Project X was a very challenging project for many reasons. These days Louise reflects fondly 🙄 on just how much this project taught her about project sponsorship.
Side note: Delivery Scars
There is a term for the learning done when you work on large, challenging projects: Delivery Scars. I’ve got them, Louise has them, and so have all the successful Technology and Project leaders I know.
The term “scars” reflects damage that leaves an imprint. Yet in spite of the pain and the scars, the project delivers. Those who find a way to deliver through the challenges gain those “delivery scars”, and along the way we are rewarded with an education in delivering complex digital transformation. We know all the places where gremlins are likely to hide in projects, so can zero in pretty quickly.
Now, back to the story.
Project X had just got even tougher.
Louise had been asked to make a priority call between this project and Project Y, an even more challenging project with a higher profile. As tough as it was to do this, she also thought it would be straightforward given she had recently managed to get everyone to agree on the delivery priorities. Sadly, she thought wrong.
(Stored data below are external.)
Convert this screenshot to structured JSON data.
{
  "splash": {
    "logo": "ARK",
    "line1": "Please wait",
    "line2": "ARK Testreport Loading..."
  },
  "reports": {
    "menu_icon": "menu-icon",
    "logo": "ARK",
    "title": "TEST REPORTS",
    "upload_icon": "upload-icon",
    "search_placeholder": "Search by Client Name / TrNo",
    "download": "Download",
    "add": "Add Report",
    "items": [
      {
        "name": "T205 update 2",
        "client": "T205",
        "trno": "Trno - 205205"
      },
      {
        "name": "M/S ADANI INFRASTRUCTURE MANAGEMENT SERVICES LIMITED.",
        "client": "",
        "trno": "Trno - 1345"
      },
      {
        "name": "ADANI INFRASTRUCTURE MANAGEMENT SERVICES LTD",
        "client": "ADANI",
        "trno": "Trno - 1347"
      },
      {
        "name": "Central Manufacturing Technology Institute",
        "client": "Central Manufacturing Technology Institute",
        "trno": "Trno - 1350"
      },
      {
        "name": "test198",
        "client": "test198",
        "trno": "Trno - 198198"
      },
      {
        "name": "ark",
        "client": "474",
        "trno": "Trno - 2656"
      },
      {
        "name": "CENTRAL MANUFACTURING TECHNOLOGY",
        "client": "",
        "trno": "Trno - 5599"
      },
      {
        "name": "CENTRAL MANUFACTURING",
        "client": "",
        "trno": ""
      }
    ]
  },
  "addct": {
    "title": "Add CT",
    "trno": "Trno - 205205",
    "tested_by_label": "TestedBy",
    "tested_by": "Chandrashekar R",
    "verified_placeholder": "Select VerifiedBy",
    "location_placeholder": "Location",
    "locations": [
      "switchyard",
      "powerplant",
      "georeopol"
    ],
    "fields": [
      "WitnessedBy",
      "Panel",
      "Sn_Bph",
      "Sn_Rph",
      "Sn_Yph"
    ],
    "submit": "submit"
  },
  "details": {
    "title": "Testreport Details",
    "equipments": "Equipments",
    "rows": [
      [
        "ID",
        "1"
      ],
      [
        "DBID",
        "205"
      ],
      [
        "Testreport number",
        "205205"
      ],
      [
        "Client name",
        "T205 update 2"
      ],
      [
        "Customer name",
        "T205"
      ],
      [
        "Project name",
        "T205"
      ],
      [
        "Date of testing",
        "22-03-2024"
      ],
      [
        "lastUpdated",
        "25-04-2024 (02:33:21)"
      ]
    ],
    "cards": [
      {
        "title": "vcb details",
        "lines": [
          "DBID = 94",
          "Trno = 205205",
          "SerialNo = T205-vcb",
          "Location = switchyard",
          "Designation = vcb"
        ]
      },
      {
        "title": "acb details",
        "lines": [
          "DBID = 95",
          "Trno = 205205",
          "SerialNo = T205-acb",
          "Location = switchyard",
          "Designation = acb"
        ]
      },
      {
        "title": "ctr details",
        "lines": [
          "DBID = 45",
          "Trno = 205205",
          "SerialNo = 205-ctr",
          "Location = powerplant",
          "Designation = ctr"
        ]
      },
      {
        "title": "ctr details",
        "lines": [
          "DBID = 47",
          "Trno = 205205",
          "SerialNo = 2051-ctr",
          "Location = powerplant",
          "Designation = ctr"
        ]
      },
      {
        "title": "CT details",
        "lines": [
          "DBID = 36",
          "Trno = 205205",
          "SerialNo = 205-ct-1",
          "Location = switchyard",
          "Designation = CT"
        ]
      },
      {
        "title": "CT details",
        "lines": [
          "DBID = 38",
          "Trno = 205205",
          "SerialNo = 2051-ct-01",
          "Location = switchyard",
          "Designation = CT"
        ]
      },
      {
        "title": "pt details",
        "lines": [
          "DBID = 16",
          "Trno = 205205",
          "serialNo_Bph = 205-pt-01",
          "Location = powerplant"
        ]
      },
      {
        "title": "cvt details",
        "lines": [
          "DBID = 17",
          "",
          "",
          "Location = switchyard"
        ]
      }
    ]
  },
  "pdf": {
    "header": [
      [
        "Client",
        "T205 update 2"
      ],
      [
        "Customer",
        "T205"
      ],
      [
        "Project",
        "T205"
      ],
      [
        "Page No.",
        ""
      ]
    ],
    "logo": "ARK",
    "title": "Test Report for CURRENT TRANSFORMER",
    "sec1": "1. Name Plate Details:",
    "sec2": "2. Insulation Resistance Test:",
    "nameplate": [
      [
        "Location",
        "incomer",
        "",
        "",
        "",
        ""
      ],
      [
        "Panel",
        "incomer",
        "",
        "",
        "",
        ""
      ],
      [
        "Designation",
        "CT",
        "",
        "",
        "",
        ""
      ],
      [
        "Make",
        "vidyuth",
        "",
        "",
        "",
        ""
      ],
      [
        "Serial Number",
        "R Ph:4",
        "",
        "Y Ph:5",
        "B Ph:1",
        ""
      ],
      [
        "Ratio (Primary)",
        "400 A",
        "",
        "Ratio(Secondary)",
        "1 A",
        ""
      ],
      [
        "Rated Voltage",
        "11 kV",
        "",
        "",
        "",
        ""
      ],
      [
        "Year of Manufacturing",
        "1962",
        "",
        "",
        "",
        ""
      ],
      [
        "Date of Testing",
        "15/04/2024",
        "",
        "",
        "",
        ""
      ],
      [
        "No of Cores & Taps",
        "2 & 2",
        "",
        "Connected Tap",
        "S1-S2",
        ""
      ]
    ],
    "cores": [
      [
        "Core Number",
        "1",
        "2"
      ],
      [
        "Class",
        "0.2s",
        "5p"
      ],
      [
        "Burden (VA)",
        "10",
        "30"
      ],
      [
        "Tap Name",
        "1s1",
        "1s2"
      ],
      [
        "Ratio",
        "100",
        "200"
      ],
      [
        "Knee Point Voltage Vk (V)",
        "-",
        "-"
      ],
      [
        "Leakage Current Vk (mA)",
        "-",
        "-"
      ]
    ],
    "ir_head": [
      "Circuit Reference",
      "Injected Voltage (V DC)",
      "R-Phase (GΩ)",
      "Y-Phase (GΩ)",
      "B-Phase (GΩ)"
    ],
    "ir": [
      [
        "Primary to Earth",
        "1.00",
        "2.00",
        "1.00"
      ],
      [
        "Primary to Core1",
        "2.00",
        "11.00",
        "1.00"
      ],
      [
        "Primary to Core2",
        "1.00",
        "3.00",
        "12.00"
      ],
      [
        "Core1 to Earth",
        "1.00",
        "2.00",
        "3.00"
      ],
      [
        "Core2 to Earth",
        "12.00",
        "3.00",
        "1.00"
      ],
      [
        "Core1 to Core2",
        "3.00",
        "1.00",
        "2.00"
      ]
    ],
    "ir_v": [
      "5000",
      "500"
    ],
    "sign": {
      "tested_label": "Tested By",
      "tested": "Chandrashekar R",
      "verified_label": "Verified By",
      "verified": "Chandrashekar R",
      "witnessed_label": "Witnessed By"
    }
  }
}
The need to make a priority call happens from time to time on projects. It means you need to choose which project gets access to scarce resources and which one misses out. It is always painful, leading to negative consequences (as a minimum, expensive delays) for the project that misses out. There is no happy path: I have written about this too.
Louise made the call and communicated to the team. A couple of days later she heard back from her project leader that resources were not being diverted onto the priority project in line with the decision she had made.
Agreements can seen simple. Until they’re not.
She immediately raised this issue with her Technology executive colleague with responsibility for the key resources. His response was, “I’m sorry Louise. Those resources are not available. They are working on Project Y. If we reallocate resources to Project X then Project Y will be delayed.” Louise said yes, that’s right. We have made a priority call and Project X has been prioritised over Project Y. We agreed to this priority order at our recent meeting.”
Her words were met with silence. Then her IT colleague sighed. He then said “Okay. I understand. Leave it with me.” He then arranged for the reallocation of resources. Project X went on to deliver (not without many other challenges), and after that Project Y became #1 priority.
Sure we agree. Until it is put to the test.
So many times we just assume we are on the same page with priorities, but we have not made sure of this, nor really explored what this means in practical terms. In this example, the Technology teams had Project Y loaded as their top annual delivery priority (even after the agreement Louise facilitated), and shifting this priority was not an easy thing to do. Louise’s team was not able to get progress until she intervened and escalated.
The agreement to prioritise Project X that Louise had facilitated was instrumental in getting this project delivered. Louise suggested to me that a more strategic approach of agreeing the overall priority order at a much earlier stage in the program, would have saved a lot of heartache.
Sometimes we sense that a priority is not really a priority
Imagine you’re sitting around the Board table hearing that a project is a priority but it’s not making the progress that it should be. It is worth exploring deeper questions beyond “Are you sure this project is a priority?” Examples of potential questions include “What resource constraints is this project experiencing? What are the underlying causes of those restraints? What are the technology priorities of each of the key management team members?”
What do you think? Do you have other questions you have found helpful?